Google Earth is also a great way to tour big science in all its glory. How, you ask? Well, first download the program. Then make a list of your dream destinations —Fermilab, CERN, KEK in Japan, SLAC National Accelerator Laboratory—and fly to each one.
SLAC National Accelerator Laboratory makes for a splendid aerial shot, even more impressive than the giant rings of Fermilab’s Tevatron or the LHC. The two-mile-long linear accelerator ends in a fan of buildings that once housed enormous detectors that helped scientists probe inside the nucleus, among other things. The smaller ring you see is the Stanford Synchrotron Radiation Lightsource. You might notice that parts of the lab seem to be under construction— it seems like these images were taken when the lab was excavating for the Linac Coherent Light Source. This year the nearly half-century-old linac was reborn as the world’s first hard x-ray free-electron laser.
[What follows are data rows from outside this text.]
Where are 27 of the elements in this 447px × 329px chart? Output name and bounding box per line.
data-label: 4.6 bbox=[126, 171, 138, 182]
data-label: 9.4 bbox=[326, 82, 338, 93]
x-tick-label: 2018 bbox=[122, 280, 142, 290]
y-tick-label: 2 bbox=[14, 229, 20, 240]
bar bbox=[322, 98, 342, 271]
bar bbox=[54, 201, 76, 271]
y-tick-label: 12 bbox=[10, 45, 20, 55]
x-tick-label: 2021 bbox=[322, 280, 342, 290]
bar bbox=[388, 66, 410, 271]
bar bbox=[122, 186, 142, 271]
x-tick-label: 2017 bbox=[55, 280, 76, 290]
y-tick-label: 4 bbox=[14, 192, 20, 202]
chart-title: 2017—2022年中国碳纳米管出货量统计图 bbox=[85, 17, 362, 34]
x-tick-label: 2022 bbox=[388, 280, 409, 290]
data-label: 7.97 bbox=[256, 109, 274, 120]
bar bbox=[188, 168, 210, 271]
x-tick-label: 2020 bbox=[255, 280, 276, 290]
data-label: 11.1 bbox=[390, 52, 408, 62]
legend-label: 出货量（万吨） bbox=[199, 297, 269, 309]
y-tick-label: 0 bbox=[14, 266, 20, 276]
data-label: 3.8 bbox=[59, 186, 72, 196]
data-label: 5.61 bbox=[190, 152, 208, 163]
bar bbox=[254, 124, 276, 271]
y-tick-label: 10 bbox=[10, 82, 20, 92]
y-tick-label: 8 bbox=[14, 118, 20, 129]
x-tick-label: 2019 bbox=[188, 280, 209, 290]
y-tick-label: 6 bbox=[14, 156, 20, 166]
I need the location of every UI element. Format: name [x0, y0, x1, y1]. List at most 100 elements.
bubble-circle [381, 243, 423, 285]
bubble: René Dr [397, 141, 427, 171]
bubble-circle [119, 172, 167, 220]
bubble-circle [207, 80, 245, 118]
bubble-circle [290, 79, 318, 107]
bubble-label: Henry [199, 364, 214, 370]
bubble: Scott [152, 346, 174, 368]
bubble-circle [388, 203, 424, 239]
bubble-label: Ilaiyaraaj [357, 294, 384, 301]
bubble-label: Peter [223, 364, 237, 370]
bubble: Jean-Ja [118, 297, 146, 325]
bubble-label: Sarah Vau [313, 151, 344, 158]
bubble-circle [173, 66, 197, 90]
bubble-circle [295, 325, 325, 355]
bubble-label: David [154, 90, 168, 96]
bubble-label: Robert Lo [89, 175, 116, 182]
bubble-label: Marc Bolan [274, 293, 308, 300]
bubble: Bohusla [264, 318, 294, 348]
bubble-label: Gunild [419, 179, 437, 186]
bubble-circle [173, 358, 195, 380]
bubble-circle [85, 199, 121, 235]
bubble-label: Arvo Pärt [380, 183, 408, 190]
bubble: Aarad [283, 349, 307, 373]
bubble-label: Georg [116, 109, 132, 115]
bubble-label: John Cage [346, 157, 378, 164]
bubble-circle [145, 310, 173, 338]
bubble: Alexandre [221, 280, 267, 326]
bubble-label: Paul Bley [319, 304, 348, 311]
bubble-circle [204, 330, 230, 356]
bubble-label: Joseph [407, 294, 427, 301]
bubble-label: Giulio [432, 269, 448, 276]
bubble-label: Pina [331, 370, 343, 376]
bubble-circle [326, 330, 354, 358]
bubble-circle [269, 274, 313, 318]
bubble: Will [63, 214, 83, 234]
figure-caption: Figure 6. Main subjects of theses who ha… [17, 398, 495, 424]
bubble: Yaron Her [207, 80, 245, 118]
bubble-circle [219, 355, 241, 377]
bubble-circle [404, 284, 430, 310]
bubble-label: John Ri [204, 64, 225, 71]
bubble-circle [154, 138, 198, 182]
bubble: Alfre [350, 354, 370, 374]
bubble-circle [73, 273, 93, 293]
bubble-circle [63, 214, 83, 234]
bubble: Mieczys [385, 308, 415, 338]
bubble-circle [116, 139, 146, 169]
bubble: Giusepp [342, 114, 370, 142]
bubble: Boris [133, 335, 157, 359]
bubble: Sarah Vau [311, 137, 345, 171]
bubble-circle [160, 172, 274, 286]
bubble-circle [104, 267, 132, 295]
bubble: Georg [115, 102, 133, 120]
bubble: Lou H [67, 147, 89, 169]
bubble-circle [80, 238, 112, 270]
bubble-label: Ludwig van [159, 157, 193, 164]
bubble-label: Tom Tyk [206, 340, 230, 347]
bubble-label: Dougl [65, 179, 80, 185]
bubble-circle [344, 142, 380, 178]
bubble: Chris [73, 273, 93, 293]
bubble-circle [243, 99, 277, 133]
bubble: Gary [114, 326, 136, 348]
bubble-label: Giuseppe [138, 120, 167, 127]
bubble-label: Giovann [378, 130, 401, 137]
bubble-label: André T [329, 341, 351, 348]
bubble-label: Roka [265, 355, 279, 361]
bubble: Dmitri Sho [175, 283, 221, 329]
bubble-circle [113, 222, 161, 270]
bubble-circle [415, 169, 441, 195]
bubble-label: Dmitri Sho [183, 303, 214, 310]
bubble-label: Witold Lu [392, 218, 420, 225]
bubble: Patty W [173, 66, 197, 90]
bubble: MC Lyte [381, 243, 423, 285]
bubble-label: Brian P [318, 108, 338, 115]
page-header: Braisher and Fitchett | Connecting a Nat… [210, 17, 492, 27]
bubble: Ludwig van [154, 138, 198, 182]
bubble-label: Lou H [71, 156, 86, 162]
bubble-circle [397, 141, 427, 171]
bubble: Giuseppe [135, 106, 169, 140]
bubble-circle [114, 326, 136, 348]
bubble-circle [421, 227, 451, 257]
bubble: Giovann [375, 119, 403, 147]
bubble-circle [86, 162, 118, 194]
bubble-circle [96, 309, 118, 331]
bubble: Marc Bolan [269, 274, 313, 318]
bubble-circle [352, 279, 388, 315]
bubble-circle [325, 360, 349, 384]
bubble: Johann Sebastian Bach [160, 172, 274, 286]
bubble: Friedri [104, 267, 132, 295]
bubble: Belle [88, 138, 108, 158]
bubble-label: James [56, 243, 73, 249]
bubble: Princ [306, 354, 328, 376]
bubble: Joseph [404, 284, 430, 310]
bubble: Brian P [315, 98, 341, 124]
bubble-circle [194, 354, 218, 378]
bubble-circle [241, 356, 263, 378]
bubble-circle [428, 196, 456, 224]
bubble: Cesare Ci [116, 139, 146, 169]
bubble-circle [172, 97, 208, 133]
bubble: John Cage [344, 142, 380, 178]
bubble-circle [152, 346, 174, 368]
Conveniently, Interstate 280 spans the accelerator. Use “street-view” to land on the freeway and look down at the accelerator’s klystron gallery, the building that houses the accelerator’s above-ground workhorses.
Next, wing it over to Fermilab. You’ll see the patchwork of wetlands, woodlands, and grasslands that make up the 6,800-acre campus clearly marked by the distinctive white ring of the Tevatron, flanked by its booster ring. Are those fuzzy brown spots I’m seeing bison? They might be. Check the option for 3D buildings so you don’t miss a pretty impressive 3D construction of the lab’s famous Wilson Hall, with its curving walls and sentinel of international flags, a reminder of the cosmopolitan nature of particle physics.
If the architecture inspires you, why not help Fermilab name their next accelerator? It’s called Project X right now, but they’re looking for something with a little less science fiction and a little more personality.
Here’s a place you may not know much about: KEK, the high-energy physics lab in Tsukuba, Japan. You’ll identify it from the air by its ring-shaped accelerator, the powerful KEK-B. It collides electrons and positrons for a collaboration known as BELLE. (Latitude: 36° 9’15.90″N, longitude: 140° 4’18.67″E)
Brookhaven National Lab is also distinctive aerially—check out the the Relativistic Heavy-Ion Collider at latitude 40°52’36.42″N, longitude 72°52’19.09″W.